Sebahat Tuncel’in Katılımıyla Demokratik Kitle Örgütleri Buluştu
Emek, Demokrasi ve Özgürlük Bloku İstanbul 1. bölge bağımsız milletvekili adayı Sebahat Tuncel, Dudullu bölgesindeki Ziya Şark Sofrası’nda sabah kahvaltısında demokratik kitle örgütleri temsilcileri ve seçmenlerle buluştu. Kahvaltıya blok bileşenlerinden derneğimiz UİD-DER, EMEP, SES, Tüm Bel-Sen, Eğitim-Sen, Petrol-İş, Deri-İş, Barış Anneleri, Tüko-Der, İki Milyon İstanbullu, Mayısta Yaşam Kooperatifi, Ev Eksenli Çalışanlar Sendikası, 78’liler, Jineps Gezetesi ve çok sayıda köy derneği temsilcisi katıldı.
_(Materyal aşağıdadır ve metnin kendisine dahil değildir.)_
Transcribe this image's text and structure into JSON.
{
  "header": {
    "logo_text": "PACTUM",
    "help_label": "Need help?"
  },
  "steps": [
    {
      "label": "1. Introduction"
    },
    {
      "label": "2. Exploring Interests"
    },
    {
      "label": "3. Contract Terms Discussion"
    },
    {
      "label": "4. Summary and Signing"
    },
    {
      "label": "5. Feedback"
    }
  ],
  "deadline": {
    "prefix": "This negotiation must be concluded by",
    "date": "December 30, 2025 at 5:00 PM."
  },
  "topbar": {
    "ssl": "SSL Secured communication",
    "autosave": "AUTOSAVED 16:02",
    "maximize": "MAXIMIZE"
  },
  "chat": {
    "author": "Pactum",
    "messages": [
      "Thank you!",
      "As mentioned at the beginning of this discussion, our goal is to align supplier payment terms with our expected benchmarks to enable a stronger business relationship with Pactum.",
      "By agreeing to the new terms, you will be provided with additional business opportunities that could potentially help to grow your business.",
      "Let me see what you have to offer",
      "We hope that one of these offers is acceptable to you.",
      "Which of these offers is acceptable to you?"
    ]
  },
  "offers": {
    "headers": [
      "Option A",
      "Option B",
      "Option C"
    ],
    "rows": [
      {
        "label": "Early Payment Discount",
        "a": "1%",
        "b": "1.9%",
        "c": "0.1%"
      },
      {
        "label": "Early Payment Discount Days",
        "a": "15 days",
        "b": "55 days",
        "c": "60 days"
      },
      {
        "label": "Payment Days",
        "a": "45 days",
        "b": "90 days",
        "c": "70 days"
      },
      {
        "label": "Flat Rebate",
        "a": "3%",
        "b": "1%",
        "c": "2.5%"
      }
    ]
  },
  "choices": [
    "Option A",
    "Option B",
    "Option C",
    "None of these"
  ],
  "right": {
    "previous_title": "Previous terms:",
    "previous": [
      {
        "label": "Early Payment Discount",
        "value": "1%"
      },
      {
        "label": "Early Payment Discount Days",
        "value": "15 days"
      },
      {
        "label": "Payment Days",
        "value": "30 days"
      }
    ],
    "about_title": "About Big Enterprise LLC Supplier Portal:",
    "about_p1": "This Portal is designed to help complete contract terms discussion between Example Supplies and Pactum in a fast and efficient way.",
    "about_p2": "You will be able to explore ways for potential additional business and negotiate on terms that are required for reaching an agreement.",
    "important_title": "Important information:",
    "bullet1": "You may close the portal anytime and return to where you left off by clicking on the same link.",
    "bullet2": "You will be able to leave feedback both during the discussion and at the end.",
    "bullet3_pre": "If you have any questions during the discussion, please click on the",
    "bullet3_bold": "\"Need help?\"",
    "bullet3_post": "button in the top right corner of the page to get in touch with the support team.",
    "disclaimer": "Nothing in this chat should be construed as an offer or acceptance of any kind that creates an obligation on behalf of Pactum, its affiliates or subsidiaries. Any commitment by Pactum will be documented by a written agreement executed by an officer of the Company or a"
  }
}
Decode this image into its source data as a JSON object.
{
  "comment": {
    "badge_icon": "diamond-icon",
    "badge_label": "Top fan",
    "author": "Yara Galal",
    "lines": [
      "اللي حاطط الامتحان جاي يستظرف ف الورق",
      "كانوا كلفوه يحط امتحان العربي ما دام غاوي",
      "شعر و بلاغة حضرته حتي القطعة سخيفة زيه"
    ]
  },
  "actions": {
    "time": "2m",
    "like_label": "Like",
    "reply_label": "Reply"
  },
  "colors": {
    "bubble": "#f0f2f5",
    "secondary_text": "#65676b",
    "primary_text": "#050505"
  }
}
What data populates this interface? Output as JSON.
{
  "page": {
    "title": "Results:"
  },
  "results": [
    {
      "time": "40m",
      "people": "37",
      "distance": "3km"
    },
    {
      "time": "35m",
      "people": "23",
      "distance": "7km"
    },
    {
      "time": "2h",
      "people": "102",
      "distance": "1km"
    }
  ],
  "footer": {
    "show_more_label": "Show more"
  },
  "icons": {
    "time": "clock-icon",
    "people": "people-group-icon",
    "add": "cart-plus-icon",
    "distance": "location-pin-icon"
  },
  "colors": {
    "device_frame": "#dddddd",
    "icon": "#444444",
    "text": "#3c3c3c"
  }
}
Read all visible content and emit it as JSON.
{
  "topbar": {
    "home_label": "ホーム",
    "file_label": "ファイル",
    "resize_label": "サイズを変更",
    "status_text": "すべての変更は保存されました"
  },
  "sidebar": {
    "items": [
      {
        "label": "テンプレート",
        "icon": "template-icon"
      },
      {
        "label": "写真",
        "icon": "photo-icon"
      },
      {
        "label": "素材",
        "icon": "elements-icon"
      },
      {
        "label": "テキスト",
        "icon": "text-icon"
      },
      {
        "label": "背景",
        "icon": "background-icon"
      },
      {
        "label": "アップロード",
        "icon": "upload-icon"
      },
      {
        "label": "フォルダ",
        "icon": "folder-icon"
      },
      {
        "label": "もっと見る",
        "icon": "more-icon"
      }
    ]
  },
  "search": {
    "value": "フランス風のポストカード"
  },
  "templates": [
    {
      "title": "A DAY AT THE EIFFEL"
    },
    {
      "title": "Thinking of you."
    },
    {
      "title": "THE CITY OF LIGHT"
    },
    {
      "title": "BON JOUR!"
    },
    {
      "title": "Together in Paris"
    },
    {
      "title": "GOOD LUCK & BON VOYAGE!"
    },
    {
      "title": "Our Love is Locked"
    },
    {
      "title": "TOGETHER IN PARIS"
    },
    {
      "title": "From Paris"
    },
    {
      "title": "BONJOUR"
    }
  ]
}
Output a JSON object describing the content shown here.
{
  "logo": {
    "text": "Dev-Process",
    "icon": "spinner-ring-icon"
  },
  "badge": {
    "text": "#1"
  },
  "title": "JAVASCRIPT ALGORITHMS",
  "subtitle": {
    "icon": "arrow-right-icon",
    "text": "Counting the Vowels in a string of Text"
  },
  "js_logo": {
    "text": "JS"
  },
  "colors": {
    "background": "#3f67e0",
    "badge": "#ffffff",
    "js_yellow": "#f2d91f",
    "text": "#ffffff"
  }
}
Sebahat Tuncel’in katılımıyla gerçekleştirilen kahvaltıda ana amaç, sendikaların, kitle örgütlerinin, işçi ve emekçilerin taleplerinin dinlenmesi ve ortaklaştırılmasıydı. Barış Anneleri adına yapılan konuşmada “Birkaç kişiyle başlayan mücadele şimdi milyonlara ulaştı. Evren gibi Erdoğan gibiler de unutulacak, mücadele edenler, şehit düşenler asla unutulmayacak. Her evden bir kişi kendini bu mücadeleye adarsa barış gelecek” dedi. Eğitim-Sen 2 No’lu Şube yöneticisi, “Erdoğan asimilasyon dönemini kapattık diyor ama asıl aşılan engeller mücadele neticesinde olmuştur. Eğitim-Sen’in savunduğu anadilde eğitim, AKP döneminde kapatma gerekçesi yapıldı. Bugün anadilde eğitim talebini savunuyoruz. Biz sendikacılar olarak ne AKP ne CHP’ye oy vereceğiz, Blok’u destekleyeceğiz. Bu ittifak Türk-Kürt emekçilerini birleştiren bir ittifaktır.”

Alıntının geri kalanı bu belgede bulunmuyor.